The prime minister doesn't require the support of the House to authorize a combat mission but Stephen Harper has made it a practice to put a motion before MPs when he deploys the Canadian Armed Forces into combat.
The NDP motion calls for the government to end the combat and training missions in Iraq and Syria as soon as possible, but continue to contribute through military support for transporting weapons.
Humanitarian aid debated
The motion also includes calls for the government to:- Boost humanitarian aid.
- Work with Canadian allies in the region to stabilize neighbouring countries and strengthen political institutions.
- Increase funding for refugee resettlement.
- Work to prevent the flow of foreign fighters, finances, and resources to ISIS.
- "Continue to offer its resolute and wholehearted support to the brave men and women of the Canadian Forces who stand on guard for all of us."
Green Party Leader Elizabeth May acknowledged Canada is one of the largest donors to humanitarian aid for Iraq and Syria, but noted it's a drop in the bucket when faced with four million refugees.
She questioned what it was about ISIS that makes the government want to send in troops when Canada didn't respond with its military during the four-year war against the Syrian regime led by Bashar al-Assad.

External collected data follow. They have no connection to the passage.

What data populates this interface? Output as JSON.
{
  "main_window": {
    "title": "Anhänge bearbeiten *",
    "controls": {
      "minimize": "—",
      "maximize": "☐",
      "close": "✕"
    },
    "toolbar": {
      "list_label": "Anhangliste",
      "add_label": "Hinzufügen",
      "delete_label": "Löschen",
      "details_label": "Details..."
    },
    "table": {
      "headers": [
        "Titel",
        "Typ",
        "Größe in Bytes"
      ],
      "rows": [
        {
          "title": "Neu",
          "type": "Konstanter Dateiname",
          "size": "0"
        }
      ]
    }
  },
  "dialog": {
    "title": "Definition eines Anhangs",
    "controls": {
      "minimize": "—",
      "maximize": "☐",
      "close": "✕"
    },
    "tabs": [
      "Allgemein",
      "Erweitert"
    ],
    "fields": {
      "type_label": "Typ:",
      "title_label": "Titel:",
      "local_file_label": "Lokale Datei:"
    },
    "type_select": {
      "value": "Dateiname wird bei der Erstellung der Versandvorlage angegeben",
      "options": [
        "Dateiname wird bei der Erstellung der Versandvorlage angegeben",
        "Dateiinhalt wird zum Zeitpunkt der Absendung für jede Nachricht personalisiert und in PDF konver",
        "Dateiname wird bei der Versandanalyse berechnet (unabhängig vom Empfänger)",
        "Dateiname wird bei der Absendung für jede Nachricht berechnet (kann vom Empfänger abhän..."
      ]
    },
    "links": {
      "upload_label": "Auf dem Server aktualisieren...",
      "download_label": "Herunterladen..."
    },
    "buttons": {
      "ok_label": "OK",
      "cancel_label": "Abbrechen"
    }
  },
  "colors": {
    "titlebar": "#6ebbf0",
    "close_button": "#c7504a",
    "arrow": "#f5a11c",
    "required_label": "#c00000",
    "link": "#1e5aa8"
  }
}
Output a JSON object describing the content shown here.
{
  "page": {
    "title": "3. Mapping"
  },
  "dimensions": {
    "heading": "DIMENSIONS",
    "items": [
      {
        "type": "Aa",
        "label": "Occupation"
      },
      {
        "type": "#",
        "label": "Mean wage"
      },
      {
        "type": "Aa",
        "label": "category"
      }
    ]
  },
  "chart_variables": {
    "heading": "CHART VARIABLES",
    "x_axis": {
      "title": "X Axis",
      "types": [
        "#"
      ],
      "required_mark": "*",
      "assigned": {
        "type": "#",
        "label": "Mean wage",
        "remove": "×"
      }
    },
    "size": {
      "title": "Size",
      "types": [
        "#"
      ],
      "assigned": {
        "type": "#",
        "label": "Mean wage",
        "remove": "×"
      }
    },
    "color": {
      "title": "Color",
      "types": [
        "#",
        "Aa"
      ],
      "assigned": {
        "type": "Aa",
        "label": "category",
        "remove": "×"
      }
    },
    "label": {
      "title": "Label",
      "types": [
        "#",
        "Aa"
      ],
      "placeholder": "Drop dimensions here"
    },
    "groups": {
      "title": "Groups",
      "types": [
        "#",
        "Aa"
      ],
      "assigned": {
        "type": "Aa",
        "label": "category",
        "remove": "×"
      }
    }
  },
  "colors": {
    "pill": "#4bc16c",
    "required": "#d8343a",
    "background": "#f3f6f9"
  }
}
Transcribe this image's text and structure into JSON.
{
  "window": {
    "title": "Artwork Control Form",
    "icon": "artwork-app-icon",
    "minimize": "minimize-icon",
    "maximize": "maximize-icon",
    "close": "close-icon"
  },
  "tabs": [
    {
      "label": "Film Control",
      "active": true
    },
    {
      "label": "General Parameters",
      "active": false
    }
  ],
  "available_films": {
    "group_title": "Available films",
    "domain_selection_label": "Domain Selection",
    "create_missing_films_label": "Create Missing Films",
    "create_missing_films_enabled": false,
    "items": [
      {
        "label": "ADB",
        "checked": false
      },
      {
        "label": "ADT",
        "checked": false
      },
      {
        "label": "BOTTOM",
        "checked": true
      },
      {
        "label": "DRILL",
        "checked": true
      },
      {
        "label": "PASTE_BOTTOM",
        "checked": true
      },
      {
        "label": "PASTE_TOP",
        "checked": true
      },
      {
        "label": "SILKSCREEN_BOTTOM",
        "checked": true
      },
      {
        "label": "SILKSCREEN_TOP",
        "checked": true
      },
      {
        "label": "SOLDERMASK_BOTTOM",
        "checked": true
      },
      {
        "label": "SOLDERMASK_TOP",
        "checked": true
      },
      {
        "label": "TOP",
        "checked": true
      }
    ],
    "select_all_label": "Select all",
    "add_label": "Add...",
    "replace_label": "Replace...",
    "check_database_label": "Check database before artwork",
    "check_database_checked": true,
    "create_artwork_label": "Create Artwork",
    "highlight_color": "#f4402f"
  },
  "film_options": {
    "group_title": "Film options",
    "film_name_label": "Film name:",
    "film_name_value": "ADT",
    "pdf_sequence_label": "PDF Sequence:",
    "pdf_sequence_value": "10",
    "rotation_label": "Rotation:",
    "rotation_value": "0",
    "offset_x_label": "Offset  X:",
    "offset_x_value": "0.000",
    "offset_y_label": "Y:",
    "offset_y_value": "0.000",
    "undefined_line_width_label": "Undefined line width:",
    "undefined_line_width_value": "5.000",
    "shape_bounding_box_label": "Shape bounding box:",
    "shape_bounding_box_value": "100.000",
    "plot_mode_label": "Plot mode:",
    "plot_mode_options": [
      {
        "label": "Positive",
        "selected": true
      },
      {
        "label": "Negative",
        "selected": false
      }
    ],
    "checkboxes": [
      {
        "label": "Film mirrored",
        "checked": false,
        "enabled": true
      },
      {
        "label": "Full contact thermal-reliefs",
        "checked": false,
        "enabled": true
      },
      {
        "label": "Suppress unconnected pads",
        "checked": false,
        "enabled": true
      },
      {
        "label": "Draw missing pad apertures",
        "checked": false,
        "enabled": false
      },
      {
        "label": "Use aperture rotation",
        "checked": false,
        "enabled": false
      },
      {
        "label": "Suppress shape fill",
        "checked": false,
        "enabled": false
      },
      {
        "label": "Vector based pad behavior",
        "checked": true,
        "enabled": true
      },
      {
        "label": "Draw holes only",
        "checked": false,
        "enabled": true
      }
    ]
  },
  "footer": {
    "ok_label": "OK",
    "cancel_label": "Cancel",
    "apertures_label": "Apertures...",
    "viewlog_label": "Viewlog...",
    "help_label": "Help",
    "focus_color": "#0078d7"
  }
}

"The reality is we have ignored the crisis in Syria, and now we are interested in protecting people from ISIS. Who is going to protect them from Bashar al-Assad?"
New Democrat foreign affairs critic Paul Dewar also pointed to the ongoing conflict in Syria and the risk of new conflicts arising without proper humanitarian aid and development.
The Canadian government had said early in the Syrian civil war that it wouldn't interfere because there was no clear successor to Assad.
Dewar quoted University of Waterloo professor Bessma Momani.
"'If you don't provide sustainable institutions that can fill that vacuum, it will just be another acronym that will fill that space,'" Dewar told MPs.
"I couldn't agree with her more. That's where Canada's expertise and Canada's potential lie. We can save lives, we can build peace, to help the people in Iraq."